Ein russischer Angriff auf ein zivilies Unternehmen in Odesa am Nachmittag des 20. Juli forderte drei Todesopfer und acht Verletzte. Die Stadt rief den 21. Juli zum Trauertag aus.
Am Nachmittag des 20. Juli griff Russland eine Infrastrukturanlage in Odesa an – ein ziviles Unternehmen, bei dem Ausrüstung in Brand geriet und eine Gasleitung beschädigt wurde. Bis zum späten Abend war die Zahl der Todesopfer auf drei gestiegen, acht Menschen wurden verletzt. Die Stadt rief den 21. Juli zum Trauertag für die Getöteten aus. Volunteers Support Ukraine hält es für wichtig, jeden solchen Fall festzuhalten – nicht als Statistik, sondern als Erinnerung an den Preis, den die Zivilbevölkerung einer frontnahen Stadt Tag für Tag zahlt.
Nach Angaben von Serhij Lysak, Leiter der Stadtmilitärverwaltung Odesa, griff der Feind ein ziviles Unternehmen an, wodurch ein großer Brand ausbrach, der Ausrüstung und Maschinen erfasste. „Zu diesem Zeitpunkt wissen wir leider bereits von drei Todesopfern infolge des feindlichen Angriffs auf die Stadt. Die Such- und Rettungsaktion läuft noch", teilte er kurz nach dem Angriff mit. Die Zahl der Verletzten stieg später auf acht. Mehr als 80 Einsatzkräfte des Staatlichen Katastrophenschutzdienstes wurden zur Bewältigung der Folgen eingesetzt und arbeiteten unter erschwerten Bedingungen aufgrund der hohen Brandlast.

Nach Angaben von Gebietsgouverneur Oleh Kiper haben russische Angriffe auf die Region allein im Juli 28 Menschenleben gefordert. Die Hafenstadt, weiterhin einer der wichtigsten Logistikknotenpunkte der Ukraine für Getreideexporte, steht den ganzen Monat über regelmäßig unter Raketen- und Drohnenbeschuss – der Hafeninfrastruktur, Schiffe vor der Küste und zivile Objekte in der Stadt selbst trifft.

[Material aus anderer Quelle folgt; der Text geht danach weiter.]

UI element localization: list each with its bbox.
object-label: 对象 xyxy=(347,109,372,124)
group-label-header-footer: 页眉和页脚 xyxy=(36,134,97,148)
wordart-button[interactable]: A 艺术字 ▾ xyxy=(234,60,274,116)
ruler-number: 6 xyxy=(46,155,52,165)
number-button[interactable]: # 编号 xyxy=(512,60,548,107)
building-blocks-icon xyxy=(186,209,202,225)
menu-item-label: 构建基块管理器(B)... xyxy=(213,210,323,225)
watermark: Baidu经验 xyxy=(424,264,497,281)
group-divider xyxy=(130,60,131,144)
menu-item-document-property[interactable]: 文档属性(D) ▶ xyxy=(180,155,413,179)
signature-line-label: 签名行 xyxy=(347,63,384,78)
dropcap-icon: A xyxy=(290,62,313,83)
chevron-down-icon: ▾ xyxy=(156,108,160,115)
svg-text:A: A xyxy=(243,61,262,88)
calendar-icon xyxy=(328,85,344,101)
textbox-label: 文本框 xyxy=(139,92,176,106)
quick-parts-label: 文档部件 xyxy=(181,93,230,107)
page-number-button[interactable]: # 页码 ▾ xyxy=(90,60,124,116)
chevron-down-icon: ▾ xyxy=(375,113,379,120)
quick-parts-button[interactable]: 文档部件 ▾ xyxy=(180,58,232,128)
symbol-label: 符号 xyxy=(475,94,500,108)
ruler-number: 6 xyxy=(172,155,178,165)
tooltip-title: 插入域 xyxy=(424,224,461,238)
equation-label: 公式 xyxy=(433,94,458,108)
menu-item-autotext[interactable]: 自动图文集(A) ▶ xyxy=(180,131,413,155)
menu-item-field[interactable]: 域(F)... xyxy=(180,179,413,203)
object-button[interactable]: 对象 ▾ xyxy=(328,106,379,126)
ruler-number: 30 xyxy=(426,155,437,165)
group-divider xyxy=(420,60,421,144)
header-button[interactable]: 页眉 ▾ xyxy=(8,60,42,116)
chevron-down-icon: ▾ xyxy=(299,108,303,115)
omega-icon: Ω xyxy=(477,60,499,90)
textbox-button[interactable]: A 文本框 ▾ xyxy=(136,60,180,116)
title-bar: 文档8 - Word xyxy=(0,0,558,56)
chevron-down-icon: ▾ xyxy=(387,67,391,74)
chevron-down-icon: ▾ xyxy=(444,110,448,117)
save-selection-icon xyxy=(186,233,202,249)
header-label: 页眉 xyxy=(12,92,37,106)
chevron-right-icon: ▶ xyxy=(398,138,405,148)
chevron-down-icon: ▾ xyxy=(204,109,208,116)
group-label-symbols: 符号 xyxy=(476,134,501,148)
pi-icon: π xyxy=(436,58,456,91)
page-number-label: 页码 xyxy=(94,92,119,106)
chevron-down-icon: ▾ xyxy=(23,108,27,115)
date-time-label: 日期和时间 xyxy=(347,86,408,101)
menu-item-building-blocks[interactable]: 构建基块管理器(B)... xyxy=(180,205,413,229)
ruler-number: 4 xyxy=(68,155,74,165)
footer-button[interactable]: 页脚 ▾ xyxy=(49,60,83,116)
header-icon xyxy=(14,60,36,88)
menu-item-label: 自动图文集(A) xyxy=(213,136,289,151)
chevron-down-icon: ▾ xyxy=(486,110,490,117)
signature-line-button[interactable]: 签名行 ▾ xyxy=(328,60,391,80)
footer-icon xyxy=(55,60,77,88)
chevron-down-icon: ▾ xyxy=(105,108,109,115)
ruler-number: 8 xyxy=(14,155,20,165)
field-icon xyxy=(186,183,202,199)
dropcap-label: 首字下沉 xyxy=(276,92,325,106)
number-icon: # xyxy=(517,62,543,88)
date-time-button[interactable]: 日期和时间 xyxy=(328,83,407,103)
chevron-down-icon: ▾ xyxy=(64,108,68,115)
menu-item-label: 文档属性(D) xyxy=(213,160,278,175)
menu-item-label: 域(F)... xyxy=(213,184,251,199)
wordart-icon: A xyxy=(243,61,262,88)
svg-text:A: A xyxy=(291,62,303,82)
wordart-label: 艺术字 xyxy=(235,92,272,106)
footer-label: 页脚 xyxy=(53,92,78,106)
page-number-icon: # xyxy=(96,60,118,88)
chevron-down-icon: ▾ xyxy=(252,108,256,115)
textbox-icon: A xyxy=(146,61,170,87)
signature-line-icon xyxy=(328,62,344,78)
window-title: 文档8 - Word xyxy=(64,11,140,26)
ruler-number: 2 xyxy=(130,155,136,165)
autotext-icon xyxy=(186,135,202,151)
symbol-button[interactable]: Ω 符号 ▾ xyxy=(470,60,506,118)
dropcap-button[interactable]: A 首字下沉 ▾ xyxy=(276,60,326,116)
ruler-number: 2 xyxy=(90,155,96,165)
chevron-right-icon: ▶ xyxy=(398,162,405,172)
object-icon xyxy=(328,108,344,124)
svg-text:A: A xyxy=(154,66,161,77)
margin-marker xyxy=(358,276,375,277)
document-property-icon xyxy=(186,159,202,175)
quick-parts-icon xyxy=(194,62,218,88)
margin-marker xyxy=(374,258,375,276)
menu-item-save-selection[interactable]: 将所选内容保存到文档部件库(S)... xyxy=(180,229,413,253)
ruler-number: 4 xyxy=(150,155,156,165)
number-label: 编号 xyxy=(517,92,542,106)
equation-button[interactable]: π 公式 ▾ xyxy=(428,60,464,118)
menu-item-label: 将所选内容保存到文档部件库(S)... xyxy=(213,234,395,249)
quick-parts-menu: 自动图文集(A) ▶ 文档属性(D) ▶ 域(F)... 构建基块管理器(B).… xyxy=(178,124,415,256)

Jeder solche Angriff ist keine abstrakte Zahl in einer täglichen Opferstatistik – dahinter stehen Rettungskräfte, die stundenlang in verrauchter Luft Trümmer räumen, und Familien, die abends jemanden vermissen, den sie lieben. Volunteers Support Ukraine ist überzeugt: Je mehr Aufmerksamkeit die Welt solchen Geschichten schenkt, desto schwerer wird es für den Aggressor, Terror gegen Zivilisten als bloßen „Kollateralschaden" der Kampfhandlungen abzutun.

Die NGO Volunteers Support Ukraine hilft weiterhin Menschen, die vom Krieg betroffen sind, so gut es die verfügbaren Mittel erlauben – denn hinter jedem solchen Trauertag stehen reale Menschen, die genau jetzt Unterstützung brauchen.